Cambodia cracks down on scantily clad visitors to Angkor Wat

Visitors climb the stairs to get to the 12th century Angkor Wat temple in Siem Reap, Cambodia. PHOTO: JAMSARI AHMAD

PHNOM PENH (AFP) - Tourists showing cleavage or wearing skimpy clothes will be banned from Cambodia's famed Angkor temple complex, authorities said Thursday (July 7), after a slew of photos emerged of scantily clad visitors at the sacred site.
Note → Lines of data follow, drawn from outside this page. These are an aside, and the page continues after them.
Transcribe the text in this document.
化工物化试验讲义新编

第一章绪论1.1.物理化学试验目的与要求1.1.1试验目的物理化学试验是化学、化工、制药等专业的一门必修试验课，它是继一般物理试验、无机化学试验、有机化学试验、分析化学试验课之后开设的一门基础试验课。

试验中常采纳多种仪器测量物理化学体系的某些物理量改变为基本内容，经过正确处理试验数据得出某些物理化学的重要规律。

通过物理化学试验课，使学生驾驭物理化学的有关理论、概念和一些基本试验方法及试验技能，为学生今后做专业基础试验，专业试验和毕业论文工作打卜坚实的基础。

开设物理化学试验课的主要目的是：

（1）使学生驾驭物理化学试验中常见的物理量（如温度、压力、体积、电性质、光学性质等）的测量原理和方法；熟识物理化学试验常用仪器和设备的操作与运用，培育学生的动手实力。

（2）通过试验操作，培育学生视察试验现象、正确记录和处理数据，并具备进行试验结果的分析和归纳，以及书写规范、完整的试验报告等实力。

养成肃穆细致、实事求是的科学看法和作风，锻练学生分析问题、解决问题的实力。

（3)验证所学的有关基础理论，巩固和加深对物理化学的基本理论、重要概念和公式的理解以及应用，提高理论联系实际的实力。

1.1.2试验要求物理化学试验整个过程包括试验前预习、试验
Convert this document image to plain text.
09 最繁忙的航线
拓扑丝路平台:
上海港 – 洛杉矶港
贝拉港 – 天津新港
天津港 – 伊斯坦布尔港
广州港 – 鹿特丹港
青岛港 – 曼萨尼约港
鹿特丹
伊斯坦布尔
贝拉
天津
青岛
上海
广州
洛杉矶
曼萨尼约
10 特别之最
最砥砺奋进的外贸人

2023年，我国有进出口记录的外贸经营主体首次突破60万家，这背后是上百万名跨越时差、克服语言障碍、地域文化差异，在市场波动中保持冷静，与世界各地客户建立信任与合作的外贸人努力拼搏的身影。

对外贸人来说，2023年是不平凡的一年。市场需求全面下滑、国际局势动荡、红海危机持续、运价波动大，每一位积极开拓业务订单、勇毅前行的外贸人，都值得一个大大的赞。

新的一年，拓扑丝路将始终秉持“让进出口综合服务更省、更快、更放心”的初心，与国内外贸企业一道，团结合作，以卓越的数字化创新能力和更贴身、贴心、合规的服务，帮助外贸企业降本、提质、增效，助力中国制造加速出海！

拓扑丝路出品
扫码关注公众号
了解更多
From Aug 4 tourists wearing "revealing" clothes will be asked to change or face a ban from the vast site, according to the state agency charged with managing the Angkor complex.

Long Kosal, of the Apsara Authority, explained that clothes considered to be revealing would be "too short - so they reveal buttocks - or not wearing bras, or T-shirts that show the back and upper body".

"The clothes show disrespect to our beautiful culture and tradition," he added.

The decree by the Apsara Authority carried photos showing tourists who appeared to be Western in various states of undress at the site - including a woman walking around in a T-shirt and her underwear.

Angkor is "a sacred place of the national and cultural soul", the statement added.

Last year several tourists were arrested for taking cheeky nude photographs at the Angkor complex.

They received suspended sentences and were expelled from Cambodia.

Their arrests followed a series of photos of Asian women posing nude at ancient Cambodian temples which went viral online, outraging officials who vowed to step up efforts to prevent similar stunts.

The Angkor Archaeological Park, a world heritage site, contains the remains of the different capitals of the Khmer Empire, dating from the 9th to the 15th centuries, and is Cambodia's most popular tourist destination.

It is one of Asia's most visited sites and more than two million tourists travelled to Angkor last year.